Hobgoblin, by John Coyne
This horror novel from 1981 focuses on Scott Gardiner, a young man obsessed by a role-playing game called “Hobgoblin” based on Irish mythology. Affected by the simultaneous unexpected death of his father and the “death” of his RPG character, Scott retreats into the game, finding it increasingly difficult to distinguish fantasy from reality. The process accelerates when his mother takes a job as curator at an authentic Irish castle imported to America. Strange things begin happening, leading Scott to believe real hobgoblins and other supernatural creatures haunt the castle.
Finding good horror books is as hard as finding a good comedy, mostly because getting the mix right is always difficult. Few manage to be successful because too many things can go wrong. “Hobgoblin” is an effort to fuse the horror novel with the seldom used “problem” novel genre that starts off with a good premise and an interesting opening, especially when it suggests that Scott may not be imagining things. As long as the reader remains in doubt about whether or not what Scott sees is real, the story entertains and the reader keeps turning pages despite some obvious flaws. The story is most effective when the reader believes the supernatural element is real. The best chills comes in those moments.

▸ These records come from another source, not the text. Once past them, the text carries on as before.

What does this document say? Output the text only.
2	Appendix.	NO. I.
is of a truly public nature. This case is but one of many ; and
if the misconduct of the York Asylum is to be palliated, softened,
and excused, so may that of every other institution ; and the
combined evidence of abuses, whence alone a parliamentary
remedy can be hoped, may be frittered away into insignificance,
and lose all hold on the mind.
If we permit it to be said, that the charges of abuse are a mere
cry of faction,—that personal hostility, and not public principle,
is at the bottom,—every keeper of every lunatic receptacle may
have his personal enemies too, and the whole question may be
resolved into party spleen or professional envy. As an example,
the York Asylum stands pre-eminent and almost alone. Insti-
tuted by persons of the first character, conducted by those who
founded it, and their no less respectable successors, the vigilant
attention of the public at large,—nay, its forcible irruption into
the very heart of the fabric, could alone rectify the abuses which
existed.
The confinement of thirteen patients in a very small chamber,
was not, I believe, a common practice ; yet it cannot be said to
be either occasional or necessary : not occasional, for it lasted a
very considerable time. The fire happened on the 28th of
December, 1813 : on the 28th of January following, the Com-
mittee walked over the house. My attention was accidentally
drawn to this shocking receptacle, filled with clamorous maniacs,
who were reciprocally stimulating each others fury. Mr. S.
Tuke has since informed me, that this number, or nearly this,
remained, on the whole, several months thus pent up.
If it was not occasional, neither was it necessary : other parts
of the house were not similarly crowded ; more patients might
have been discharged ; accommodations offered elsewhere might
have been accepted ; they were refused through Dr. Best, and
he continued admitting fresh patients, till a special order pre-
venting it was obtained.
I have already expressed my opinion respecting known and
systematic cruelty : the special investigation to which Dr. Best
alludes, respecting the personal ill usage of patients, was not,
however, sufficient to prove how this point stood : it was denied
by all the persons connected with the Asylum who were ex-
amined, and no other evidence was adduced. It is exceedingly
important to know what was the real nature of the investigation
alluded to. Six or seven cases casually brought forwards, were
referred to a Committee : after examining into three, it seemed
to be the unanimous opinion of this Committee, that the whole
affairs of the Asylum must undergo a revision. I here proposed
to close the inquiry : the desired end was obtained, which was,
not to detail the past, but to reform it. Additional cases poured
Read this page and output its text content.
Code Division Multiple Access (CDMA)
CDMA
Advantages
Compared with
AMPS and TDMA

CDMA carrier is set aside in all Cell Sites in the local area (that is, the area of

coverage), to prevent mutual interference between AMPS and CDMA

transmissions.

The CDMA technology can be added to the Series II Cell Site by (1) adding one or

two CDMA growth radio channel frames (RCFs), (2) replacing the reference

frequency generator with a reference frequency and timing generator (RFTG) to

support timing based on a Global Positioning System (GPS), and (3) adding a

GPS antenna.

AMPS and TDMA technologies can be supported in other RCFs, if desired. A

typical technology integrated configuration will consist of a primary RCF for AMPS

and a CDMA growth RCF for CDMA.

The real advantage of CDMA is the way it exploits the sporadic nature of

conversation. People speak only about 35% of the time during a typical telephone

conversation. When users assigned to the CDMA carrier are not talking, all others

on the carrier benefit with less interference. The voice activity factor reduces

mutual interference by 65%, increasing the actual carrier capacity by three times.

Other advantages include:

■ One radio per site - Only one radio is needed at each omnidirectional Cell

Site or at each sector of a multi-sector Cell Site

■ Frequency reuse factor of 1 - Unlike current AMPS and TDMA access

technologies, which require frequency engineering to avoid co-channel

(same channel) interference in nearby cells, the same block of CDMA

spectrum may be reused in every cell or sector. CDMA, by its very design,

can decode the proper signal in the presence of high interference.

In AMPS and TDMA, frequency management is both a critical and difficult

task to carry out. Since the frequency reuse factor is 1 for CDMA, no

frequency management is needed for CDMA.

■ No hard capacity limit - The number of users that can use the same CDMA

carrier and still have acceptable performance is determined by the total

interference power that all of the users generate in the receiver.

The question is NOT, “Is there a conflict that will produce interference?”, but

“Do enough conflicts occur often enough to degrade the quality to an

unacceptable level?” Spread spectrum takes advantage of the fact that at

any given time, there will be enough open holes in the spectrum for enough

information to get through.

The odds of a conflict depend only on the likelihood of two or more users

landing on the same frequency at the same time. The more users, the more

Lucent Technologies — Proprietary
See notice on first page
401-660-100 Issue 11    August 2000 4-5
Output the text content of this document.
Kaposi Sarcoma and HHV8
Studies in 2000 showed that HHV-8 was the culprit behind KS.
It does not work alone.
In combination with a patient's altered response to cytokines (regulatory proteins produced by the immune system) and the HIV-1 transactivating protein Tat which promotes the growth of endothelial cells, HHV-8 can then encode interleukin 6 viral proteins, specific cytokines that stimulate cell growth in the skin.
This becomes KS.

The first half of the book is well done, with several nice moments of suspense and some nicely done prose, though the characters and their personalities grate almost from the start. Scott in particular is an unlikeable protagonist. He comes across as a parody of a nerd crossed with a typical rebellious teen with few redeeming qualities and very little real development. You want to smack him for his attitude and wrongheadedness. For example, Scott treats Valerie Dunn, his girlfriend, so rudely it is a wonder she puts up with him, especially considering how hard she works to “save” him. (Gender stereotypes are in full flower in this book, dating it badly, perhaps a reason why Valerie and Scott's mother do not fair well in the character department.) Even Scott's two suicide attempts seem without genuine weight because the reader has so little invested in him. The rest of characters are two-dimensional. The kids who bully Scott at school are stereotypical jocks. Valerie in particular is more of a sketch than a person, contributing little to the plot beyond serving as Scott's girlfriend and the damsel in distress. Only the groundskeeper, Conor, manages to come to life. Some of the best scenes of the book stem from his rambling narration of past events on the mansion grounds. He is the real joy of reading the first half of the book.
One serious problem with the book is its portrayal of role-playing games. In fact, the novel is infamous for its slanted take on RPGs. The author clearly staked out “fantasy gaming is bad!” as the moral of his story (the book came out at the height of the dungeons & dragons craze and the backlash against it). The ending heavily pushes that meme: abandoning gaming leads to Scott becoming a functioning, mature adult. While Coyne clearly did some research on RPGs, getting some of the technical details right, the condescension is hard to miss and insulting.
The moment the story abandons any pretense to the supernatural, it wears thin. Plot holes emerge, some the size of small trucks. Because the characters never really fleshed out into solid people, the flaws become harder to ignore. The last quarter of the book switches gears and becomes a generic slasher story set on Halloween night – which could have worked if the true villain had not been so unexpected and his motive for going on a sudden murder spree so murky. Part of it is that by last half the reader pretty much realizes Scott exaggerates what he sees because of his delusions; the real threat proves to be mundane and nowhere near as interesting as if real hobgoblins such as the Black Annis actually stalked the grounds. The dispelling of any supernatural elements may be part of the moral of the story, but it is a real letdown for the reader expecting or wanting more because Scott and his problems, by itself, is not enough to carry the story.
My review seems harsh. The reason stems from the expectations raised in the first half of the book, the lack of three dimensional characters, the snobbish attitude toward gamers and nerds, and a by-the-numbers finish that strives a bit too hard to make a point. It remains an above average horror story for all that. As long as the reader doesn't demand much from it, the book is an entertaining read. Just not a classic and, despite what some other reviewers claim, definitely not a young adult novel. I really wanted to like this book, but the problems outweighed the good points.